文本分类 | How 2 Play Life

1.对每个类别进行分词，统计每个类别的字典及总的字典


"""
@Time ： 2020/11/29 14:38
@Auth ： penghui
"""
# 对每个类别进行分词，统计每个类别的字典以及总的字典
import jieba
import os
import xlwt

# 读取每个txt文件的全路径
def readfullnames():
    fullname_list = []
    for dir in os.listdir('data/train/THUCNews'):

        for filename in os.listdir('data/train/THUCNews/' + dir):
            fullname = 'data/train/THUCNews/' + dir + '/' + filename
            fullname_list.append(fullname)
            # print len(fullname_list)
            # print fullname.decode('gbk').encode('utf-8')
    return fullname_list

# 读取每个类别的字典的路径
def readfillnames():
    fillname_list = []
    for dir in os.listdir('data/train/分词'):
        fillname = 'data/train/分词/' + dir + '/' + dir + '.txt'
        # if  fullname != 'E:\python\untitled2\文本分类语料库\解词\字典.txt\字典.txt.txt':
        # if fullname.find('txt.txt') == -1:
        if 'txt.txt' not in fillname:
            fillname_list.append(fillname)
            # print len(fullname_list)
            # print fullname.decode('gbk').encode('utf-8')
    return fillname_list

# 读取每个类别的词频的路径
def readcipin_fullnames():
    fillname_list = []
    for dir in os.listdir('data/train/分词/'):
        fillname = 'data/train/分词/' + dir + '/词频' + dir + '.txt'
        # if  fullname != 'E:\python\untitled2\文本分类语料库\解词\字典.txt\字典.txt.txt':
        # if fullname.find('txt.txt') == -1:
        if 'txt.txt' not in fillname:
            fillname_list.append(fillname)
            # print len(fullname_list)
            # print fullname.decode('gbk').encode('utf-8')
    return fillname_list


# 读取停用词表
def read_stopwords():
    stopwords_list = []
    ifs = open('data/stopwords.txt', 'r')
    for line in ifs.readlines():
        line = line.strip()
        stopwords_list.append(line)
    return stopwords_list


# 将每个类别的字典写入该文件下
def write_words(words_dic, dfs):
    for k in words_dic.items():
        st = ''.join(['%s : %s' % k])
        dfs.write(st)
        dfs.write('\n')


# 将txt进行分词 统计每个类别的词在多少篇文章中出现  以及 类词频
def segfile(fullname_list):
    all_stopwords_list = read_stopwords()
    words_dic = {}
    all_words = {}  # 词频
    name_temp = fillname_list[0].split('/')[3]
    for fullname in fullname_list:
        dfs = open('data/train/分词/' + name_temp + '/' + name_temp + '.txt', 'w')
        ddfs = open('data/train/分词/' + name_temp + '/词频' + name_temp + '.txt', 'w')
        dirname = fullname.split('data/train/THUCNews/')[1].split('/')[0]

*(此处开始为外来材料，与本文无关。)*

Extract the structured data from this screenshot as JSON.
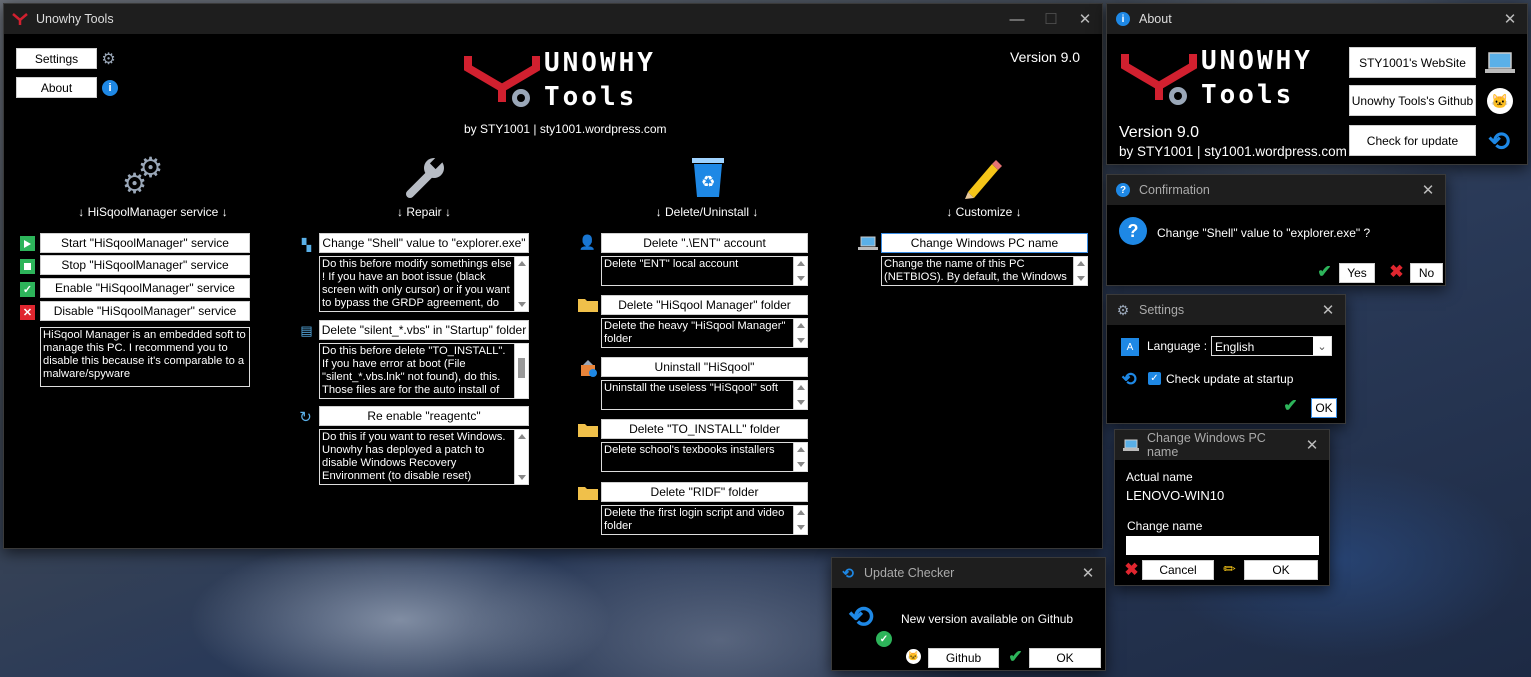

        if name_temp != dirname:
            write_words(words_dic, dfs)
            write_words(all_words, ddfs)
            words_dic.clear()
            all_words.clear()
            name_temp = dirname

        filename = fullname.split('/')[-1]
        print(fullname + '===================================================')
        ifs = open(fullname, 'r')
        ofs = open('data/train/分词/' + dirname + '/' + filename, 'w')
        words_temp = []
        for line in ifs.readlines():
            line = line.strip()
            try:
                words = jieba.cut(line)
            except:
                continue

            for w in words:
                if w.strip() == '':
                    continue
                if w in all_stopwords_list:
                    continue
                if w not in words_temp:
                    words_temp.append(w)
                if w not in all_words.keys():
                    all_words[w] = 1
                else:
                    all_words[w] += 1
                print(w)
                ofs.write(w + ' ')
            ofs.write('\n')

        for t in words_temp:
            if t not in words_dic.keys():
                words_dic[t] = 1
            else:
                words_dic[t] += 1

    ifs.close()
    ofs.close()
    dfs.close()
    ddfs.close()

    dfs = open('data/train/分词/' + name_temp + '/' + name_temp + '.txt', 'w')
    write_words(words_dic, dfs)
    dfs.close()
    ddfs = open('data/train/分词/' + name_temp + '/词频' + name_temp + '.txt', 'w')
    write_words(all_words, ddfs)
    ddfs.close()


# 统计总字典
def sumdic(fillname_list):
    dic = {}
    fillname_list = readfillnames()
    for file in fillname_list:
        dfs = open(file, 'r')
        for line in dfs.readlines():
            key = line.split(':')[0].strip()
            value = int(line.split(':')[-1].strip())
            if key not in dic.keys():
                dic[key] = value
            else:
                dic[key] += value
                # print key.decode('gbk').encode('utf-8')+': %d'%dic[key]
            print("程序运行中，请稍后。。。")

    # 将次数少于九次的词删除
    for t in dic.keys():
        if dic[t] < 2:
            del dic[t]

    afs = open('data/train/字典.txt', 'w')
    write_words(dic, afs)
    afs.close()


# 统计总词频
def sumcipindic():
    cipin_dic = {}
    cipin_fullnamelist = readcipin_fullnames()
    for file in cipin_fullnamelist:
        dfs = open(file, 'r')
        for line in dfs.readlines():
            key = line.split(':')[0].strip()
            value = int(line.split(':')[-1].strip())
            if key not in cipin_dic.keys():
                cipin_dic[key] = value
            else:
                cipin_dic[key] += value
                # print key.decode('gbk').encode('utf-8')+': %d'%dic[key]
            print("请稍后。。。")

    afs = open('data/train/词频字典.txt', 'w')
    write_words(cipin_dic, afs)
    afs.close()

for dir in os.listdir('data/train/THUCNews'):
    if not os.path.exists('data/train/分词/' + dir):
        os.mkdir('data/train/分词/' + dir)

fullname_list = readfullnames()
fillname_list = readfillnames()
segfile(fullname_list)
sumdic(fillname_list)
sumcipindic()